Well, Sanders is perfectly happy to describe himself as a socialist.

But while policies such as free universal healthcare are seen as extreme in the US they are perfectly ordinary in Europe.

The higher tax and spending proposed by Sanders would also not be out of place on the other side of the Atlantic.

The economist Paul Krugman says Sanders is better described as a European-style social democrat rather than a socialist, not least because Sanders isn’t proposing to nationalise private industries.

OK, but would this ruin the American economy?
Given similar policies have not ruined European economies it’s hard to see why, prima facie, why they would prove so destructive in the US.

The French economist Thomas Piketty even argues Sanders’ policies could be beneficial to the US economy by raising the country’s growth rate, and says that his wealth distribution policies tap into an older tradition of American policymaking.

“Remember that the US is actually the country that invented progressive taxation of income and wealth in the 20th century,” Piketty points out.

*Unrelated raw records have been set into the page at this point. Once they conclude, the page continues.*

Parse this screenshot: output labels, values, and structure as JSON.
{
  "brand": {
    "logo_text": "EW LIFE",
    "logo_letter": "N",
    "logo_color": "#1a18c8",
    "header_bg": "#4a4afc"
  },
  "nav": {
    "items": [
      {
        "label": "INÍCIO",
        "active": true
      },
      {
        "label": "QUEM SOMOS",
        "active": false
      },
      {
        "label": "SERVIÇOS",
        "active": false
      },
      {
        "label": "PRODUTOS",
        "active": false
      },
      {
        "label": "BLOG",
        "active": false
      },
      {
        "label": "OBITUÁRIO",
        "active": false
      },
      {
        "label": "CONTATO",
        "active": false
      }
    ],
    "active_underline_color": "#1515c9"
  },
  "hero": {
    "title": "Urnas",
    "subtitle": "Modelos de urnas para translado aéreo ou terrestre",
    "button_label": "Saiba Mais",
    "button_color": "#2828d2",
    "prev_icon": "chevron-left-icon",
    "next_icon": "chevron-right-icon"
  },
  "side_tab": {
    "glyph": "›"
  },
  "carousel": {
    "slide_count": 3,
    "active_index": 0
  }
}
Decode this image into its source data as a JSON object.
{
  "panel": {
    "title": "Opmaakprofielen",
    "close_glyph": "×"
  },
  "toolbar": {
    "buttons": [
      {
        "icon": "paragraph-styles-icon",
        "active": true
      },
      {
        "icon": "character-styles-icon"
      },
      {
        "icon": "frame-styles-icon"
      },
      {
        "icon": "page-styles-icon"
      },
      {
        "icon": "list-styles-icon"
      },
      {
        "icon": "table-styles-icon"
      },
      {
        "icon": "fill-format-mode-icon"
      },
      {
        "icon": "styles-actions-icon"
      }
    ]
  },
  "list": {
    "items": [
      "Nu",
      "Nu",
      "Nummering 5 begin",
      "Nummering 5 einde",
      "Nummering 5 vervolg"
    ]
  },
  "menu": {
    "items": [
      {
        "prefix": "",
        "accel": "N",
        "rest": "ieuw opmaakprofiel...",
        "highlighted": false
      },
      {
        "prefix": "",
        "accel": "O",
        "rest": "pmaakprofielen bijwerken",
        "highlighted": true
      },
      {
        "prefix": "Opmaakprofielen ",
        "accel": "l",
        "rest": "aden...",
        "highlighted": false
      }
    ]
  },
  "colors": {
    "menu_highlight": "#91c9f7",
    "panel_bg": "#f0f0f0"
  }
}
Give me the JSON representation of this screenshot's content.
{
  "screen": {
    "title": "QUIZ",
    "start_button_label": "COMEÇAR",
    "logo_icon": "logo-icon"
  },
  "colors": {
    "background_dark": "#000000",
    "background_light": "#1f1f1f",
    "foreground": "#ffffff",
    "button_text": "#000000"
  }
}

Others have described Sanders as a “New Dealer”, referring to the progressive economic policies put in place by former Democratic President Franklin Roosevelt in the wake of the Great Depression of the 1930s.

So why are people describing Sanders as dangerous?
A cynic would say it’s because they don’t personally want to pay more tax.

But it may also be that the genuinely fear Sanders’ policies, even if they are in the mainstream of the European tradition, will do damage in the US context.

Or they may be assuming that Sanders, if he won power, would pursue policies that go much further than those he has proposed, with the 78-year-old proving more radical in office, perhaps like Hugo Chavez in Venezuela.

Against this, though, is the institutional fact that US presidents are constrained by Congress in what policies they can enact. Sanders might be in favour of relatively radical redistribution, but that’s not true of the wider Democratic party.

Even some of Sanders’ rivals for the Democratic nomination, such as Pete Buttigieg, are critical of his policies such as the $15 federal minimum wage.

That’s why many analysts – even those who support the principle of “medicare-for-all” – think there is little chance he could actually deliver it, even if he won power.

And while some financiers are sounding the alarm, others are more sanguine.

Another Wall Street Bank, JPMorgan, recently told its clients that, even if Sanders were elected, “we put the probability of major changes like medicare-for-all or a wealth tax at less than 5 percent.”

All of which raises a question: is the risk less that Sanders ruins the US economy than that he disappoints his supporters?